Key Specifications (typical, customizable)
| Parameter | Spec (≈ / range) | Notes |
|---|---|---|
| Material | SS304 / SS316L / Duplex 2205 | ASTM A240 plate; corrosion-critical sites choose 316L or 2205 |
| Slot opening | 0.25–3.0 mm | Fish screens often 0.5–1.0 mm |
| Profile wire | V-wire 0.75–2.0 mm | Resistance-welded; low headloss |
| Open area | ≈ 60–75% | Real-world use may vary with fouling |
| Angle / curvature | 30–60°; R ≈ 800–1500 mm | Optimized for Coanda adhesion |
| Flow capacity | Up to 250 L/s per panel | Depends on slot and head |
How it’s made: materials, methods, testing
- Materials: SS304/316L or Duplex 2205, per ASTM A240; weld wire per AWS A5.9.

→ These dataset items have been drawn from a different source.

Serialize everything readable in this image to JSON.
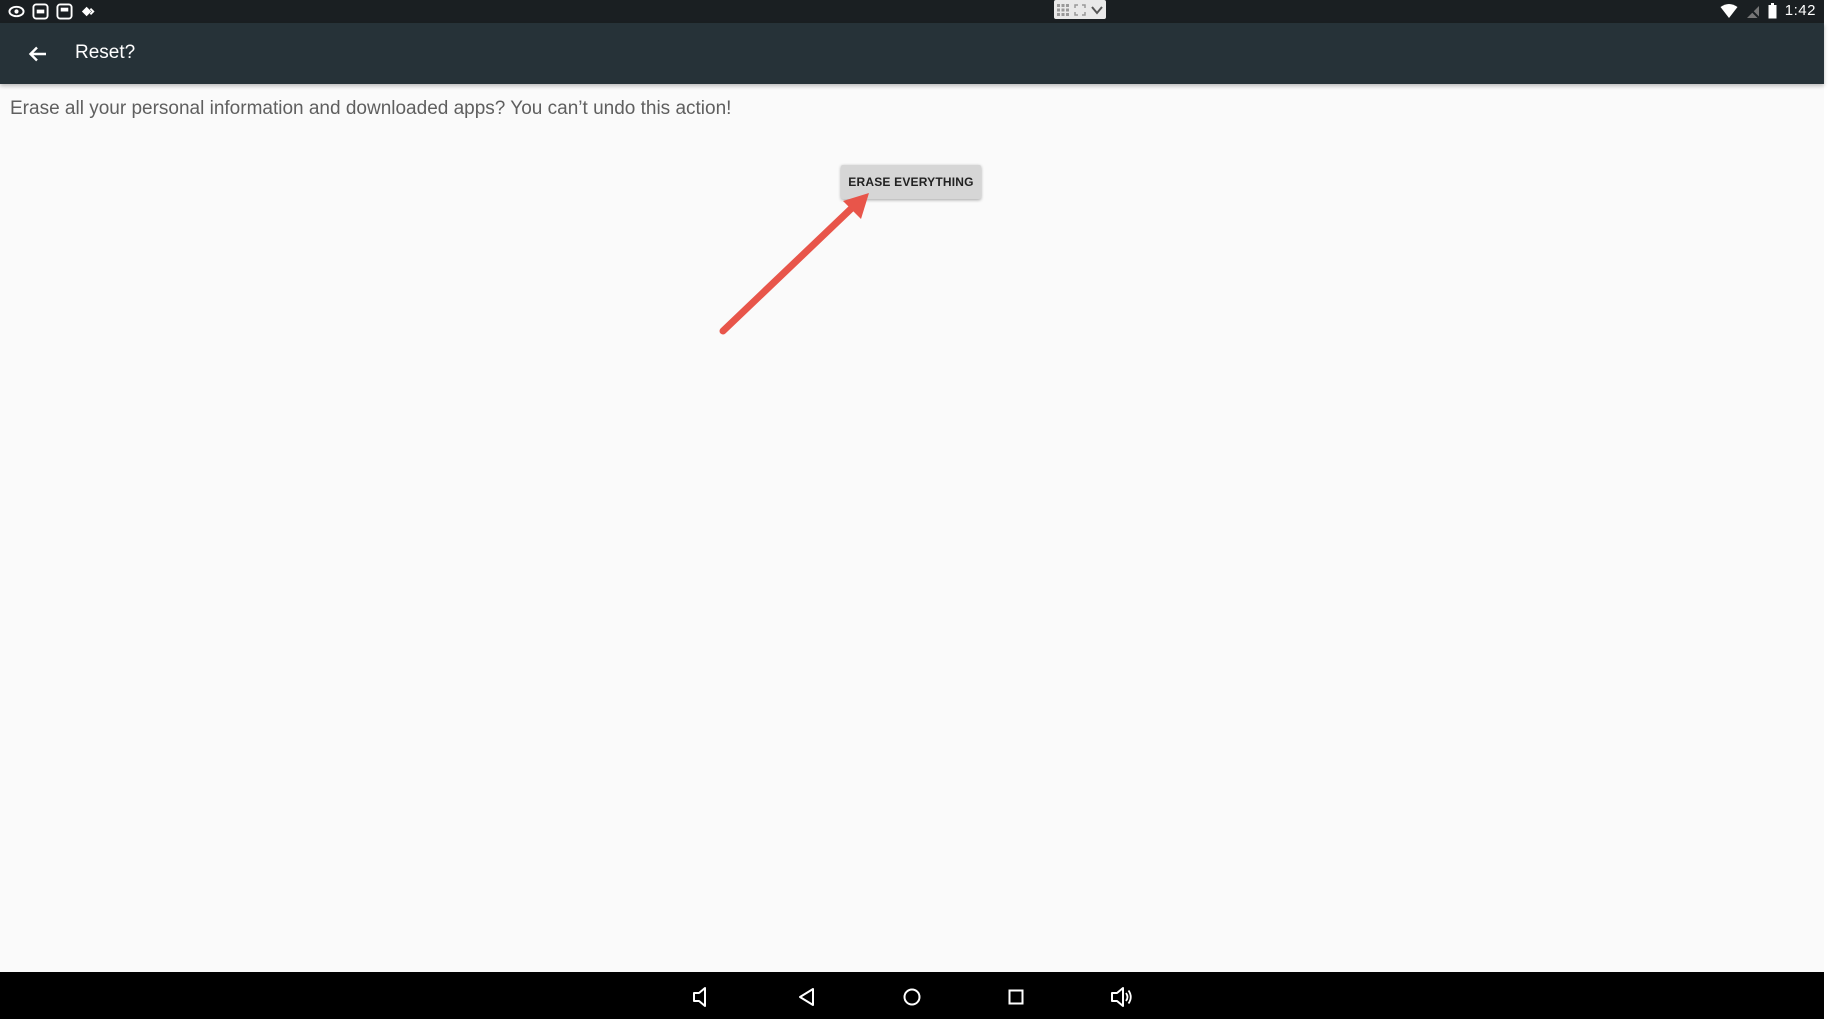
{
  "status_bar": {
    "time": "1:42",
    "left_icons": [
      "eye-icon",
      "app-icon",
      "app-icon",
      "diamond-icon"
    ],
    "right_icons": [
      "wifi-icon",
      "no-signal-icon",
      "battery-icon"
    ]
  },
  "toolbar": {
    "title": "Reset?",
    "back_icon": "arrow-back-icon"
  },
  "content": {
    "message": "Erase all your personal information and downloaded apps? You can’t undo this action!",
    "erase_button_label": "ERASE EVERYTHING"
  },
  "annotation": {
    "color": "#e8554a"
  },
  "nav_bar": {
    "buttons": [
      "volume-down-icon",
      "back-icon",
      "home-icon",
      "recents-icon",
      "volume-up-icon"
    ]
  },
  "colors": {
    "toolbar": "#263238",
    "status_bar": "#1a1f22",
    "background": "#fafafa",
    "button": "#d6d6d6"
  }
}
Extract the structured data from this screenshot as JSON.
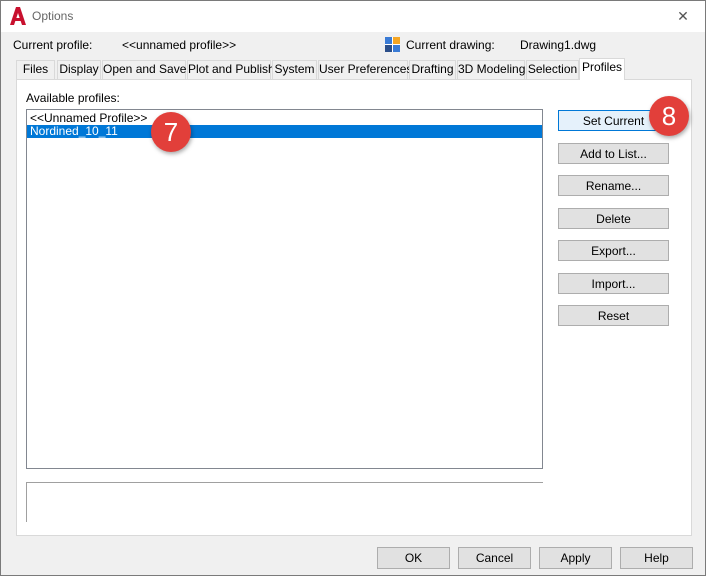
{
  "window": {
    "title": "Options",
    "close_glyph": "✕"
  },
  "header": {
    "current_profile_label": "Current profile:",
    "current_profile_value": "<<unnamed profile>>",
    "current_drawing_label": "Current drawing:",
    "current_drawing_value": "Drawing1.dwg"
  },
  "tabs": [
    {
      "label": "Files"
    },
    {
      "label": "Display"
    },
    {
      "label": "Open and Save"
    },
    {
      "label": "Plot and Publish"
    },
    {
      "label": "System"
    },
    {
      "label": "User Preferences"
    },
    {
      "label": "Drafting"
    },
    {
      "label": "3D Modeling"
    },
    {
      "label": "Selection"
    },
    {
      "label": "Profiles"
    }
  ],
  "active_tab": "Profiles",
  "profiles": {
    "label": "Available profiles:",
    "items": [
      {
        "label": "<<Unnamed Profile>>"
      },
      {
        "label": "Nordined_10_11"
      }
    ],
    "selected": "Nordined_10_11"
  },
  "side_buttons": [
    {
      "label": "Set Current"
    },
    {
      "label": "Add to List..."
    },
    {
      "label": "Rename..."
    },
    {
      "label": "Delete"
    },
    {
      "label": "Export..."
    },
    {
      "label": "Import..."
    },
    {
      "label": "Reset"
    }
  ],
  "footer": {
    "ok": "OK",
    "cancel": "Cancel",
    "apply": "Apply",
    "help": "Help"
  },
  "annotations": {
    "step_7": "7",
    "step_8": "8"
  },
  "colors": {
    "accent": "#0078d7",
    "badge": "#e23f3a",
    "app_icon": "#c8102e"
  }
}
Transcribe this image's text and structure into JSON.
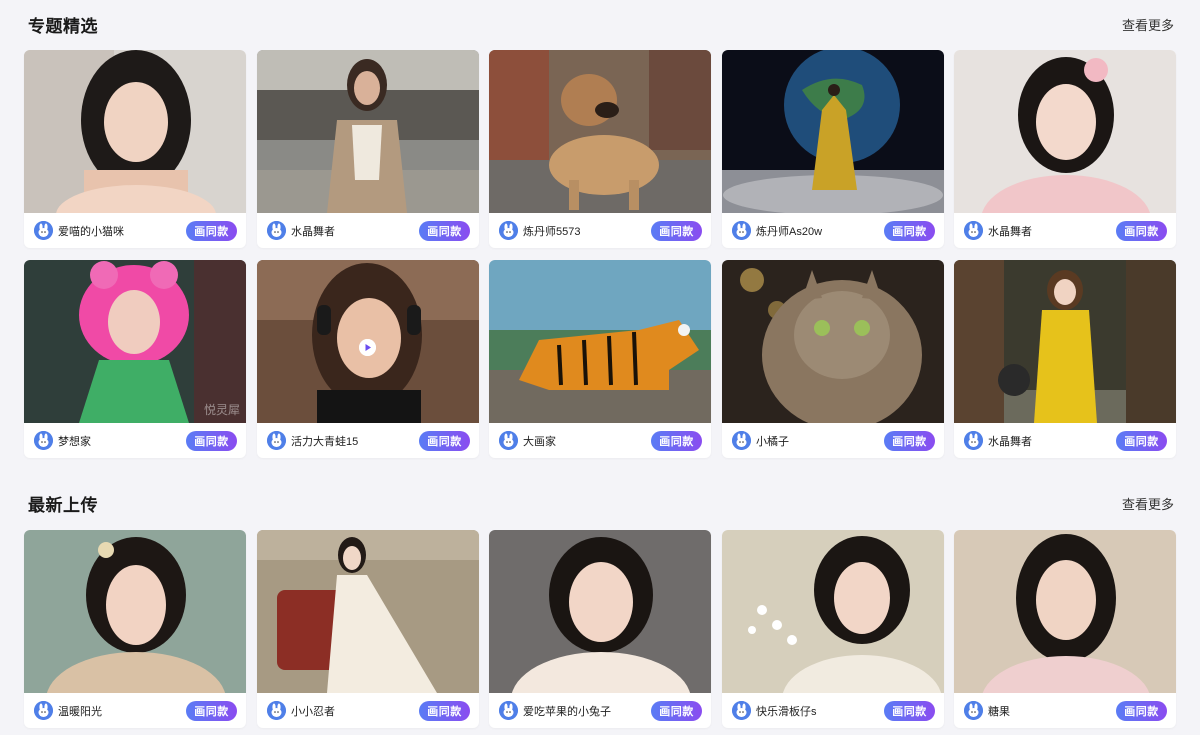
{
  "sections": [
    {
      "title": "专题精选",
      "more_label": "查看更多",
      "cards": [
        {
          "user": "爱喵的小猫咪",
          "button": "画同款",
          "image": "portrait-woman-dark-hair"
        },
        {
          "user": "水晶舞者",
          "button": "画同款",
          "image": "woman-trench-coat-street"
        },
        {
          "user": "炼丹师5573",
          "button": "画同款",
          "image": "fluffy-dog-cobblestone"
        },
        {
          "user": "炼丹师As20w",
          "button": "画同款",
          "image": "woman-yellow-gown-moon-earth"
        },
        {
          "user": "水晶舞者",
          "button": "画同款",
          "image": "woman-flower-hairpin-pink"
        },
        {
          "user": "梦想家",
          "button": "画同款",
          "image": "pink-hair-girl-green-dress",
          "watermark": "悦灵犀"
        },
        {
          "user": "活力大青蛙15",
          "button": "画同款",
          "image": "woman-headphones-video"
        },
        {
          "user": "大画家",
          "button": "画同款",
          "image": "tiger-on-rock"
        },
        {
          "user": "小橘子",
          "button": "画同款",
          "image": "long-haired-cat"
        },
        {
          "user": "水晶舞者",
          "button": "画同款",
          "image": "anime-girl-yellow-raincoat"
        }
      ]
    },
    {
      "title": "最新上传",
      "more_label": "查看更多",
      "cards": [
        {
          "user": "温暖阳光",
          "button": "画同款",
          "image": "woman-hair-flowers-green-bg"
        },
        {
          "user": "小小忍者",
          "button": "画同款",
          "image": "woman-white-dress-red-chair"
        },
        {
          "user": "爱吃苹果的小兔子",
          "button": "画同款",
          "image": "woman-white-blouse-grey-bg"
        },
        {
          "user": "快乐滑板仔s",
          "button": "画同款",
          "image": "woman-holding-white-blossoms"
        },
        {
          "user": "糖果",
          "button": "画同款",
          "image": "woman-pink-top-beige-bg"
        }
      ]
    }
  ],
  "colors": {
    "background": "#f4f4f8",
    "button_gradient_start": "#5a7cf5",
    "button_gradient_end": "#8a4cf0",
    "avatar": "#4f7fe8"
  }
}
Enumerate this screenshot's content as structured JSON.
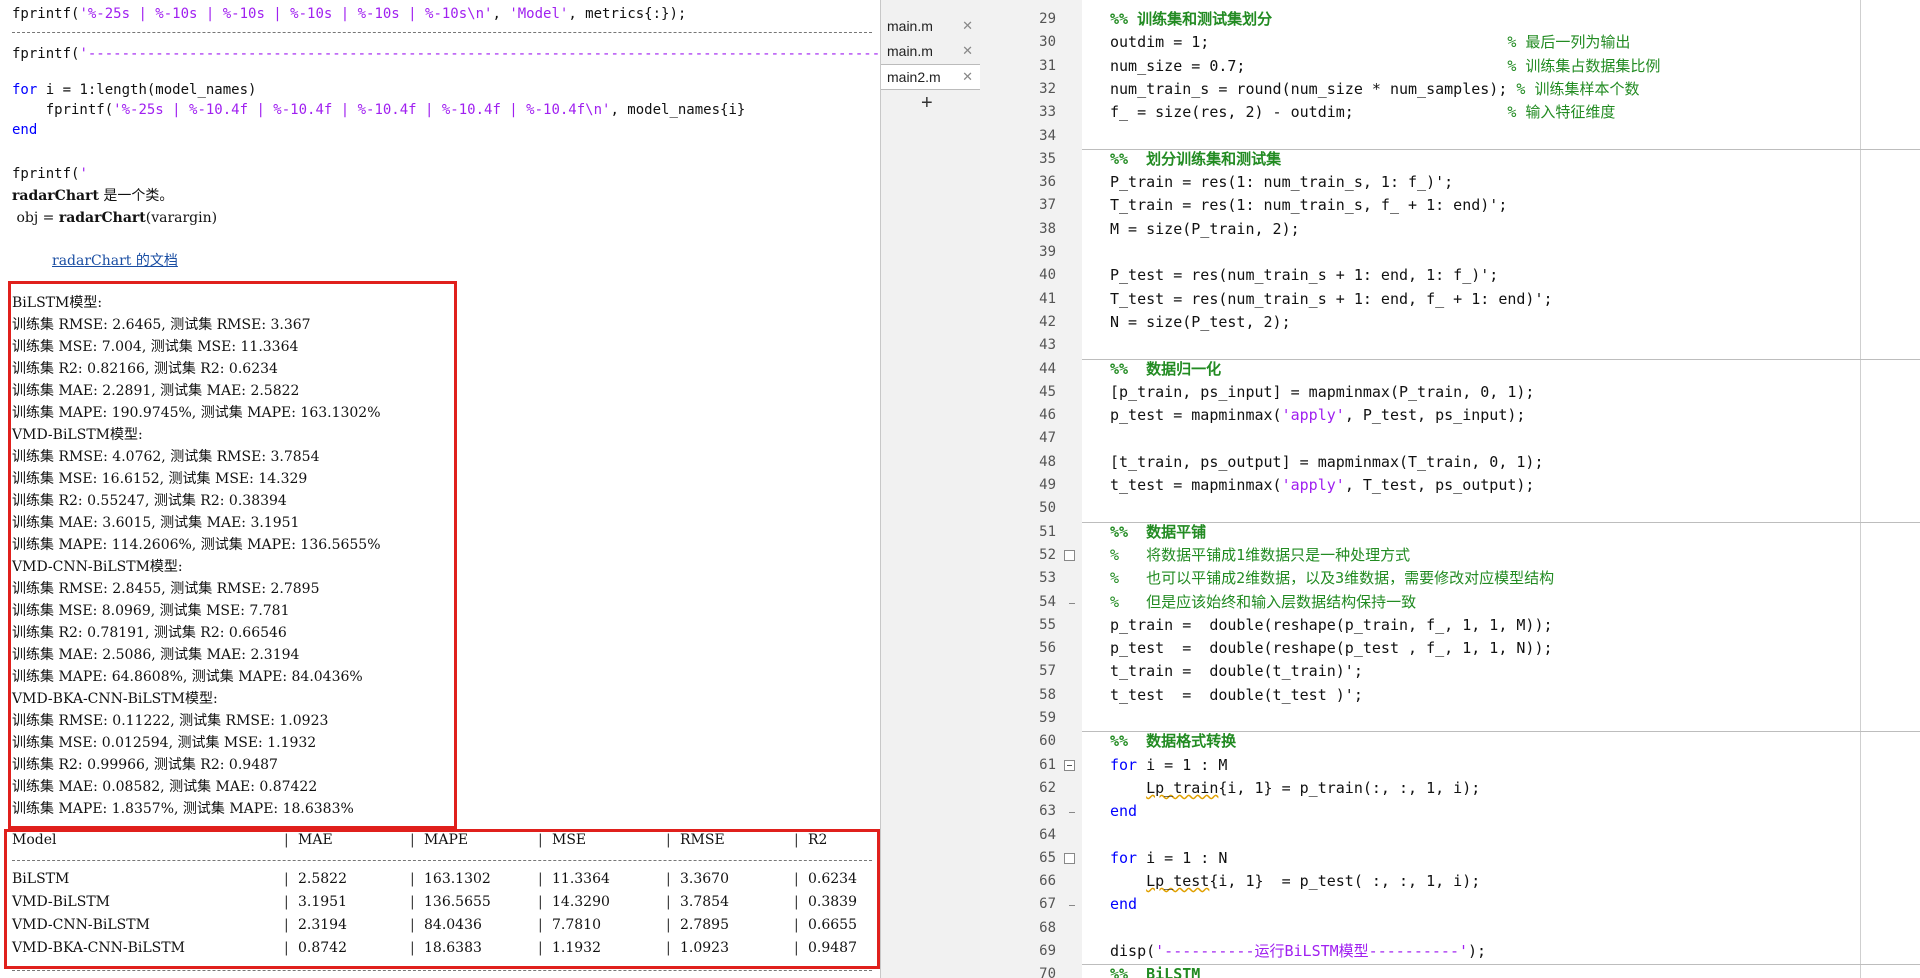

- Manufacture: V-profile wedge wire resistance-welded to support rods; TIG finishing; laser-cut frames.
- QA/Testing: slot gauge verification (±0.03–0.05 mm), dye penetrant on critical welds (ASME V), salt-spray when specified (ASTM B117), hydro/flow test on request.
- Certifications: ISO 9001:2015 plant; material MTRs; optional CE marking for structures.
- Service life: 10–20 years (site-dependent: abrasion, pH, grit).
Where it works best (and what people say)
Use cases: run-of-river hydro, municipal intakes, irrigation canals, aquaculture make-up water, stormwater polishing, and even desal pre-screens. Advantages? No moving parts, self-cleaning hydraulics, low headloss, fish-friendly approach velocities. Many customers say maintenance drops to seasonal inspections. One ops manager told me, “We stopped budgeting for brush kits.” To be honest, that’s the dream.
Vendor snapshot (you’ll want to compare)
| Vendor | Origin | Lead Time | Customization | Certs | Warranty |
|---|---|---|---|---|---|
| MUTO Screen (Coanda Screen) | Hengshui, Hebei | ≈ 3–6 weeks | Slots, radius, frames, coatings | ISO 9001; MTRs | 12–24 months |
| Generic Importer A | Mixed | 4–10 weeks | Limited | Varies | 6–12 months |
| Local Fabricator B | Regional | 2–8 weeks | Good, depends on tooling | ISO optional | 12 months |
Customization and options
Common add-ons: anti-icing heat trace, replaceable leading-edge bars, mounting rails, CIP spray headers for algae seasons, cathodic protection in brackish sites. If you’re evaluating a coanda screen for sale, ask for slot verification reports and flow curves at your head.
Mini case notes
- Mountain micro-hydro (≈180 kW): 0.75 mm slot, SS316L; headloss kept under 6 mm at design flow; fall debris shed without manual cleaning.
- Irrigation canal retrofit: 1.5 mm slot, duplex 2205; grit load ≈ 250 mg/L; post-monsoon inspection showed minimal wear.
Bottom line: if reliability is the brief, a coanda screen for sale with proven weld quality, real test data, and the right slot for your biology and silt is hard to beat.
Authoritative citations
- U.S. Bureau of Reclamation – Coanda-Effect Screen evaluations and fish exclusion guidance.
- ASTM A240/A240M – Standard Specification for Chromium and Chromium-Nickel Stainless Steel Plate, Sheet, and Strip.
- ISO 9001:2015 – Quality management systems requirements for manufacturing.
- ASME Section V – Nondestructive Examination (dye penetrant testing).
- ASTM B117 – Standard Practice for Operating Salt Spray (Fog) Apparatus.